Re: [PATCH v3] libnvdimm, region: sysfs trigger for nvdimm_flush()

From: Dan Williams
Date: Thu Apr 27 2017 - 12:56:56 EST


On Thu, Apr 27, 2017 at 6:45 AM, Jeff Moyer <jmoyer@xxxxxxxxxx> wrote:
> Dan Williams <dan.j.williams@xxxxxxxxx> writes:
>
>> On Wed, Apr 26, 2017 at 1:38 PM, Jeff Moyer <jmoyer@xxxxxxxxxx> wrote:
>>> Dan Williams <dan.j.williams@xxxxxxxxx> writes:
>>>
>>>> The nvdimm_flush() mechanism helps to reduce the impact of an ADR
>>>> (asynchronous-dimm-refresh) failure. The ADR mechanism handles flushing
>>>> platform WPQ (write-pending-queue) buffers when power is removed. The
>>>> nvdimm_flush() mechanism performs that same function on-demand.
>>>>
>>>> When a pmem namespace is associated with a block device, an
>>>> nvdimm_flush() is triggered with every block-layer REQ_FUA, or REQ_FLUSH
>>>> request. These requests are typically associated with filesystem
>>>> metadata updates. However, when a namespace is in device-dax mode,
>>>> userspace (think database metadata) needs another path to perform the
>>>> same flushing. In other words this is not required to make data
>>>> persistent, but in the case of metadata it allows for a smaller failure
>>>> domain in the unlikely event of an ADR failure.
>>>>
>>>> The new 'flush' attribute is visible when the individual DIMMs backing a
>>>> given interleave-set are described by platform firmware. In ACPI terms
>>>> this is "NVDIMM Region Mapping Structures" and associated "Flush Hint
>>>> Address Structures". Reads return "1" if the region supports triggering
>>>> WPQ flushes on all DIMMs. Reads return "0" the flush operation is a
>>>> platform nop, and in that case the attribute is read-only.
>>>
>>> I can make peace with exposing this to userspace, though I am mostly
>>> against its use. However, sysfs feels like the wrong interface.
>>> Believe it or not, I'd rather see this implemented as an ioctl.
>>>
>>> This isn't a NACK, it's me giving my opinion. Do with it what you will.
>>
>> I hate ioctls with a burning passion so I can't get on board with that
>> change, but perhaps the sentiment behind it is that this is too
>> visible and too attractive being called "flush" in sysfs? Would a name
>> more specific to the mechanism make it more palatable? Like
>> "flush_hint_trigger" or "wpq_drain"?
>
> The sentiment is that programs shouldn't have to grovel around in sysfs
> to do stuff related to an open file descriptor or mapping. I don't take
> issue with the name. I do worry that something like 'wpq_drain' may be
> too platform specific, though. The NVM Programming Model specification
> is going to call this "deep flush", so maybe that will give you
> some inspiration if you do want to change the name.
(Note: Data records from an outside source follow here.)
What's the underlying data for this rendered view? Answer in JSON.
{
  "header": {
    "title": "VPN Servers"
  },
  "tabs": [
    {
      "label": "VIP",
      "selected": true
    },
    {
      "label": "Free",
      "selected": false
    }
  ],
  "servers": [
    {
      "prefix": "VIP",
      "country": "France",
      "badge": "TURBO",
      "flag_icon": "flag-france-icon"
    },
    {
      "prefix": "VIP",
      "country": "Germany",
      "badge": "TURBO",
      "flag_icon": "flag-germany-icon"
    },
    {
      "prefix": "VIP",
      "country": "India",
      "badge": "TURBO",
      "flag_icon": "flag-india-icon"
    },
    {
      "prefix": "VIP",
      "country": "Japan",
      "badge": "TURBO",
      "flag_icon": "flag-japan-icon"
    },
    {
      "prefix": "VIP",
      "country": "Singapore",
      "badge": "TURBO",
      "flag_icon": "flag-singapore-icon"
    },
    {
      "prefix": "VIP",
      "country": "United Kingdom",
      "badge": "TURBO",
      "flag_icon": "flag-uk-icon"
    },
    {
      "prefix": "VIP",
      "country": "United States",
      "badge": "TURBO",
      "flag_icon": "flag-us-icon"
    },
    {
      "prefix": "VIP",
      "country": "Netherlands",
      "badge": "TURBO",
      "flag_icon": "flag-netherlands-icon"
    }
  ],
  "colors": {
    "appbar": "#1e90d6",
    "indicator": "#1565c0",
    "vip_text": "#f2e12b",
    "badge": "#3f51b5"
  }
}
I'll change to "deep_flush", and I quibble that this is related to a
single open file descriptor or mapping. It really is a "region flush"
for giving extra protection for global metadata, but the persistence
of individual fds or mappings is handled by ADR. I think an ioctl
might give the false impression that every time you flush a cacheline
to persistence you need to call the ioctl.